I decide to make one more try before giving up. I find a military alterations place near the naval air base. Military, right? Heavy duty zippers galore! I’m feeling good about this.
I drive over to the little standalone store, a small room full of uniforms. This feels promising. From a doorway to the left covered by hanging beads walks a 4-foot-tall Asian woman. I explain my dilemma and ask if she can help.
NO, NO, NO. YOU NEED THE SHOE GUY!!! she says.
THE SHOE GUY!!!! THE SHOE GUY!!!!!!!
I ask where he is. She seems surprised I don’t know. You know Altex? No. You know Sprouts? Yes. You know Dairy Queen? Yes. It’s right by Dairy Queen. Get some ice cream.

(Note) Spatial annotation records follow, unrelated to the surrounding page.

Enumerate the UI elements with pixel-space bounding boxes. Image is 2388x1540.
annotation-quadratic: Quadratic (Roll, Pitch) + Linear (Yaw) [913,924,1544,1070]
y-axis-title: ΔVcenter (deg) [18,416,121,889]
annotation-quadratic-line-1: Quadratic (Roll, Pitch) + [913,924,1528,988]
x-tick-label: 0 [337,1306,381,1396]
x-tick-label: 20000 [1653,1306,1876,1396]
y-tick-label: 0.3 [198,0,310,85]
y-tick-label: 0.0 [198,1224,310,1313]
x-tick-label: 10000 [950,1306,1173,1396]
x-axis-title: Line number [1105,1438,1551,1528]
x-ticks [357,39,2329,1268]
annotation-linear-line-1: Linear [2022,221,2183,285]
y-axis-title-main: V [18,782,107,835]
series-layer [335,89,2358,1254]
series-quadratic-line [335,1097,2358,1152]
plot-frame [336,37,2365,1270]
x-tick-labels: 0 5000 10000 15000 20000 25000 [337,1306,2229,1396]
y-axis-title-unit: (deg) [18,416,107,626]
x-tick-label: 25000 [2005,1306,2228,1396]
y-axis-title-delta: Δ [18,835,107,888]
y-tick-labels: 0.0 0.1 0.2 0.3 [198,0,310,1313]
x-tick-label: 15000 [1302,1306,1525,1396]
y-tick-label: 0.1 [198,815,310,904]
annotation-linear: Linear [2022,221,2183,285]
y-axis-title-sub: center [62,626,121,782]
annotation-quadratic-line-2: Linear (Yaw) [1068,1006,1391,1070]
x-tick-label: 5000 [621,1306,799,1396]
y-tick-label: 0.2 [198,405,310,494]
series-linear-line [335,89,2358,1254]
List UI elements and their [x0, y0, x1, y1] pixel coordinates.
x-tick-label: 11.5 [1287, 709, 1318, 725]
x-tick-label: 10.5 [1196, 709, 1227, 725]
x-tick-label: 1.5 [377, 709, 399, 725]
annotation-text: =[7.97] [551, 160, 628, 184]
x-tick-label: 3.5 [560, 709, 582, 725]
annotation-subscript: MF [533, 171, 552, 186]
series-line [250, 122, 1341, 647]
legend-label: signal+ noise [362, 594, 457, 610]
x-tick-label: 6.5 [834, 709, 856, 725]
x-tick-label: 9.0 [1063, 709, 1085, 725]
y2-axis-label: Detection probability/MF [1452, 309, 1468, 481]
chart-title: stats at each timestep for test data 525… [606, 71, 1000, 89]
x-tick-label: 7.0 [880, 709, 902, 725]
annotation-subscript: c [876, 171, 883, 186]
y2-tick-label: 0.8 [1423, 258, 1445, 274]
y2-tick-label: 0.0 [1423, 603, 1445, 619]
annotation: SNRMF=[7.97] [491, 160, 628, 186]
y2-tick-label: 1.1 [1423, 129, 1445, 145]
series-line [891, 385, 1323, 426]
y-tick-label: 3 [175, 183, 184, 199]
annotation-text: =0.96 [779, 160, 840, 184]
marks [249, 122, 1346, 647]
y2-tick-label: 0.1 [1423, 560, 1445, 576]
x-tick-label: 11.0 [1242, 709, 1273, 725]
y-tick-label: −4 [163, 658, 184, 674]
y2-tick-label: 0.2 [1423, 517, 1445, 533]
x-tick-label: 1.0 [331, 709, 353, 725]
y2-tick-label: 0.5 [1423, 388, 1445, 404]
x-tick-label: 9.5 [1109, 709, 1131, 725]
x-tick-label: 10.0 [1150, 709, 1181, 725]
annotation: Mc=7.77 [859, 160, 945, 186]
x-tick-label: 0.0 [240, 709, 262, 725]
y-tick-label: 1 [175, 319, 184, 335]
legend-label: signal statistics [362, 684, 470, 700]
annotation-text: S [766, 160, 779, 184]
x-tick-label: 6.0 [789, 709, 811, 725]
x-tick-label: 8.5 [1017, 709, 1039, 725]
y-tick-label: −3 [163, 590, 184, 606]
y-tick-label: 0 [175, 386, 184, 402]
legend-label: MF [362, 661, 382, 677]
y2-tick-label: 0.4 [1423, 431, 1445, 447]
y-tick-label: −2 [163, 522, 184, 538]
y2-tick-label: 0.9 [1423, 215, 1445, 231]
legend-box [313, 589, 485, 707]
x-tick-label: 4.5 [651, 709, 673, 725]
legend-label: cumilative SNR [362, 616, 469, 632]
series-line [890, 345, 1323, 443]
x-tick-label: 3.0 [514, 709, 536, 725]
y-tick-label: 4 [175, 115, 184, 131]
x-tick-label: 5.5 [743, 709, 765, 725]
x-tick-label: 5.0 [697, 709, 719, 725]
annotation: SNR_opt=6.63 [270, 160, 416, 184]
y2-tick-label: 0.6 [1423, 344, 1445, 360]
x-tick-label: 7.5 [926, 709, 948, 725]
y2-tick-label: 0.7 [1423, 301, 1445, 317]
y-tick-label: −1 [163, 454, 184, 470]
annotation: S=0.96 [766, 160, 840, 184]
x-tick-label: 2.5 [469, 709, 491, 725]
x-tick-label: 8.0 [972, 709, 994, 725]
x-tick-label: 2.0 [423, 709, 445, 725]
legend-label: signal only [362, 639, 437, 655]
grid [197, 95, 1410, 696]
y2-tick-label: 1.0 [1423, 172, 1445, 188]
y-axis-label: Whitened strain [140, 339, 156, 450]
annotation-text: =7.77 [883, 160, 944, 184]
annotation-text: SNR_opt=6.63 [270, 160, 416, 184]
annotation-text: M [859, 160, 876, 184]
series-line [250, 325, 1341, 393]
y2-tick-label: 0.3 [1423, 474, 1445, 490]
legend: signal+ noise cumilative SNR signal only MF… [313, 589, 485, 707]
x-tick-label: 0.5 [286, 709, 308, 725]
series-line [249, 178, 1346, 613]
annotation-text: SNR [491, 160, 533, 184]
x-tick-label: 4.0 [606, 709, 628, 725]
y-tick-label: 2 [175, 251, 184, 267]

And so I’m off to the Shoe Guy. Sure enough, there’s the store. I walk in. Out walks a 6-year-old girl. Hello! she exclaims. Hello, I reply. She returns to the back.
A minute later, she returns. Hello! she says. Hello, I reply. I think I’ve got this game figured out.
A couple of minutes after that, the Shoe Guy comes out. He’s mid-30s, boot repair t-shirt, gold chain with a cross, very serious. This guy knows his shoe repair.
I have a broken zipper, I say. Can you fix it?
His brow furrows. Hmmmmm. He takes the zipper and slides it back and forth. Hmmmm.
It sort of works, but won’t catch, I tell him. Hmmmm. Hmmmmm.
Yes, I can fix it, he says. 10 dollars.
Perfect, I exclaim! Ummm, can I get it today?
He frowns. This was not a good request. I’m really busy, he says. Lot of work ahead of you. I’ll have to charge you more.
That’s OK, I assure him. How much?
Fifteen dollars, he says.
The little girl smiles. Perfect, I tell him.
And now I’m waiting for a pal to be restored to his old self. We’ll go down together, me and him.
Trail running is an adventure. But it can’t compare to getting a zipper fixed.
postscript: As I return an hour later, I’m worried. What if the Shoe Guy couldn’t fix it? It’s too late to go anywhere else. What if it’s totally screwed up? I would hate for anything bad to happen to my pack, and I’ve just handed it over to a total stranger I know nothing about.
I walk in to an animated discussion with another man about a pair of work boots. Lots of sweeping hand gestures. It’s all in Spanish, so I have no idea what it was about. The other guy finally leaves. No idea who won. Then the Shoe Guy looks at me for a moment before realizing who I am. Oh, the pack, he says.
He goes in the other room and brings it out. It’s perfect. Little piece of leather hanging from the zipper. Expertly stitched back together. Glorious. Ready to run.
Ten dollars, he says. You told me 15, I reply. Ten’s enough, he says.
I give him 20. Buy the kid some ice cream. He smiles.
Life is full of Big Stuff. Sometimes you just have to hang on to those little moments that make it special. Welcome back, old friend.